Pôde sentir de outra vez o rijo e imponente cheiro de um gigante a tremer entre suas nádegas em busca desesperada de atenção. Fez-se de morta diante daquela novidade embora estivesse gostando - passou do ponto por mais de uma vez, porém. Melou-se com o gozo alheio. À noite, pela primeira vez, refazendo aquele filme, tocou-se, acariciou-se, machucou-se, desmanchou-se, chorou-se, amargurou-se, olhou-se e era só escuridão e noite.

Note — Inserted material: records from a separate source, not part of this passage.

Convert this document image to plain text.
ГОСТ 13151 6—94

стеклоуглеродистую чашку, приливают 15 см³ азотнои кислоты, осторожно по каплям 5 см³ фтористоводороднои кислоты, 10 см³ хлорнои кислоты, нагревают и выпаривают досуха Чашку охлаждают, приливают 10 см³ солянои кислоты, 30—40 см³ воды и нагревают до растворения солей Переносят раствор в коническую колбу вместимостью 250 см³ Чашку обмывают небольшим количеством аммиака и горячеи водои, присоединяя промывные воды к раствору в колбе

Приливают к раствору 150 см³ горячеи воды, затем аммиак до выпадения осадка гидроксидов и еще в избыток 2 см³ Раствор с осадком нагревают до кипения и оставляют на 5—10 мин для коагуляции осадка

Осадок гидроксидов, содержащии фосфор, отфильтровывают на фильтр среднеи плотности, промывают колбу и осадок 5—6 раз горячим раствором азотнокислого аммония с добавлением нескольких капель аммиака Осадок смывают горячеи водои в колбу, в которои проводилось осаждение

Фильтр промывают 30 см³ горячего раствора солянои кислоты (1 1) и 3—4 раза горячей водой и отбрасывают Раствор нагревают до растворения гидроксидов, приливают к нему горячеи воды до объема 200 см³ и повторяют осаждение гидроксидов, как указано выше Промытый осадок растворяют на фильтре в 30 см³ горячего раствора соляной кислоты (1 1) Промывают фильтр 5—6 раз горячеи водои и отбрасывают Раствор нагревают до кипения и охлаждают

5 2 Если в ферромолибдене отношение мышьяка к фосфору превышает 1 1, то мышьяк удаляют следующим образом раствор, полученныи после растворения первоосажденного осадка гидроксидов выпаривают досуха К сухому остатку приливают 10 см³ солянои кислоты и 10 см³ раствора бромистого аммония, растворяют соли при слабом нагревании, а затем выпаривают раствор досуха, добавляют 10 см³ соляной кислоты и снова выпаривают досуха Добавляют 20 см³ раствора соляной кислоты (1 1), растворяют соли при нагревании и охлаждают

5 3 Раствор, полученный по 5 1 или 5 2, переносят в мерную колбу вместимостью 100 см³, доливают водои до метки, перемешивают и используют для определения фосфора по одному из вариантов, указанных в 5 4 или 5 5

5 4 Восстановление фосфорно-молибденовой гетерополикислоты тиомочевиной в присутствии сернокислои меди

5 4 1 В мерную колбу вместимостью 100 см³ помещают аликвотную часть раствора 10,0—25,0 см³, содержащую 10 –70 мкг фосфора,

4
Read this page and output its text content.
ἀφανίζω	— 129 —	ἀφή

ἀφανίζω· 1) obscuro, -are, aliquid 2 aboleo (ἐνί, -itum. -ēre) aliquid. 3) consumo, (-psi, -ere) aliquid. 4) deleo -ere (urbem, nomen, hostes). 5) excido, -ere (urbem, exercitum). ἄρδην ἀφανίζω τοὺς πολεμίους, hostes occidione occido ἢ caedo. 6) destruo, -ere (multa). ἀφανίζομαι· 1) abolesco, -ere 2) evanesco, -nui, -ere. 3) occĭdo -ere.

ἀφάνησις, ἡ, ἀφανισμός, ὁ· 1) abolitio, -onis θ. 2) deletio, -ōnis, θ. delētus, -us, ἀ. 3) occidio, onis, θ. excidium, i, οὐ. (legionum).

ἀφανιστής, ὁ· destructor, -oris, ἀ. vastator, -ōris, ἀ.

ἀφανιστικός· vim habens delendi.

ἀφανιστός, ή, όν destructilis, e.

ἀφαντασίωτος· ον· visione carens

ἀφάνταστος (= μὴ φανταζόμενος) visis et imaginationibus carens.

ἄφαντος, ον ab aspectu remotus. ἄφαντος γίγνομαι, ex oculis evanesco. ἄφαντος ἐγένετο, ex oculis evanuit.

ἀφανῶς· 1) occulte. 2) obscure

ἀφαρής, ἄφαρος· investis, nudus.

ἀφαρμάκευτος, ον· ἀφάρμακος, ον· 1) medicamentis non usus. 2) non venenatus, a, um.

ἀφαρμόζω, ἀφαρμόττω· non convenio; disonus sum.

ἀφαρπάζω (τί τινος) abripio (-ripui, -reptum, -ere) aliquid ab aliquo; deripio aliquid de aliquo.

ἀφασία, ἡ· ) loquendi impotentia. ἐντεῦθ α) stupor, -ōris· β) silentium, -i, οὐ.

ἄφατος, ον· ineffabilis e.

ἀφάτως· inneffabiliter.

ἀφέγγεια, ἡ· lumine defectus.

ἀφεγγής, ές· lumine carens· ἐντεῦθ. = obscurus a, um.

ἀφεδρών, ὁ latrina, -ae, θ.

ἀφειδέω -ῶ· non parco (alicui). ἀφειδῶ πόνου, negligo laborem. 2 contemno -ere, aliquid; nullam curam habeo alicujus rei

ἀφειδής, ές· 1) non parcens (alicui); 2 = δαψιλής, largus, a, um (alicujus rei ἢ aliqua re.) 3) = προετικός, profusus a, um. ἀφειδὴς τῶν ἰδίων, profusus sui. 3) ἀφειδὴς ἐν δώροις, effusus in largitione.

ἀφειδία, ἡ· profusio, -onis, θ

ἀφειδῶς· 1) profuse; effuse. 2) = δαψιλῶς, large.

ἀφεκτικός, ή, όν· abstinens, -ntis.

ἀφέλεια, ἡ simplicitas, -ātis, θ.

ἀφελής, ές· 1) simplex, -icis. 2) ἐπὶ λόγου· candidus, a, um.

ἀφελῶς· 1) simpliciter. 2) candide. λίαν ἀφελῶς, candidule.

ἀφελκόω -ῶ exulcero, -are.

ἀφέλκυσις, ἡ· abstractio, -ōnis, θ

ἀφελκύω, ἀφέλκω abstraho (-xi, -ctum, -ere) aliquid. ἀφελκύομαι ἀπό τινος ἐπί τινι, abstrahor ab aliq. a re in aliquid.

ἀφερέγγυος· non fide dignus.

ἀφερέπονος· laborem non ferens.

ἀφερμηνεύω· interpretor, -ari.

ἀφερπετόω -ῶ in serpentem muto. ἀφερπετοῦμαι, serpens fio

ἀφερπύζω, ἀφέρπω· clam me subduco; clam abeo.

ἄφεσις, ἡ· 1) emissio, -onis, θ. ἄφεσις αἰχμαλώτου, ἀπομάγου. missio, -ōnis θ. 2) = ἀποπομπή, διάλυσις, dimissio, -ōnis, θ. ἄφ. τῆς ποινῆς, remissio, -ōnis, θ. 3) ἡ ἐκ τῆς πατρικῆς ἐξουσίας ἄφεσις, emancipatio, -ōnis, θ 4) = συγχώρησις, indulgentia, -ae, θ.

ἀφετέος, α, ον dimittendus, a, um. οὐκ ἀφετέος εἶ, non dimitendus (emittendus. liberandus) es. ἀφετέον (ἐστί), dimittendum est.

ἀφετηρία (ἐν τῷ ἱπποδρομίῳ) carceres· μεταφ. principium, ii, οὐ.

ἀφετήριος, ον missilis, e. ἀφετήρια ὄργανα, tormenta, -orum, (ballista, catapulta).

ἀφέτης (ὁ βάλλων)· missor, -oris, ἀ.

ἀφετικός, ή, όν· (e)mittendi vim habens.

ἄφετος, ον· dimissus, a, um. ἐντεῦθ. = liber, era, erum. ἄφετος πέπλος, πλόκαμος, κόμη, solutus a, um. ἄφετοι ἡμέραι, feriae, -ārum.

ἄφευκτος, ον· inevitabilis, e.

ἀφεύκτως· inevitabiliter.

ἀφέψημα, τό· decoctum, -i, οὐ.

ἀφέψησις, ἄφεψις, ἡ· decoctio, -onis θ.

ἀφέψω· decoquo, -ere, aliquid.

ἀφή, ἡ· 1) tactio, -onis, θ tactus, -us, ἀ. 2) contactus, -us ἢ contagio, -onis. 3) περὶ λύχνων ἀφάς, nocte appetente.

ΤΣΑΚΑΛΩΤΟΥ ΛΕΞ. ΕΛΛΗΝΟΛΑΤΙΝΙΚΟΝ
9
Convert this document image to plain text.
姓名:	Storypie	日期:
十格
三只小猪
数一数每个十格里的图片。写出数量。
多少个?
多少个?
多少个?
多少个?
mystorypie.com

Ontem, resolveu voltar a pé, sabia que seriam horas de caminhada noite adentro, arriscou. Caminhava passo a passo lentamente sem se importar com a noite. Pensava na vida sem saber que era sobrevida, sofrida, desvivida, desviada de seu curso. Pensava na falta de carícias ofertada por todos aos quais pôde conhecer. O pai com o qual sonhou e nunca teve, nem em registro de nascimento. A mãe que dedicava toda sua carne ao marido hostil. O padrasto a encarar suas pernas com babas a escorrer-lhe pelos cantos da boca. O homem colocado diante de si por um deus maldito qualquer, com olhos de fogo que não iluminavam a rua escura e deserta. Uma bofetada acariciante e mais carícias das unhas que lhe rasgavam a roupa e a pele. Nunca estivera tão próxima de alguém. Nunca ninguém estivera tão dentro dela. Teve tempo de gritar mas só gritou ao tempo do imenso prazer que lhe invadia. Vadia! Puta! Carícias para os ouvidos, lembranças de uma infância distante. Queria que seu príncipe se tivesse demorado mais, pensou que talvez não tivesse esse direito, chorou como criança. Desapareceu de si com os últimos golpes de carícia metálica de um punhal que a muitas outras haviam acariciado.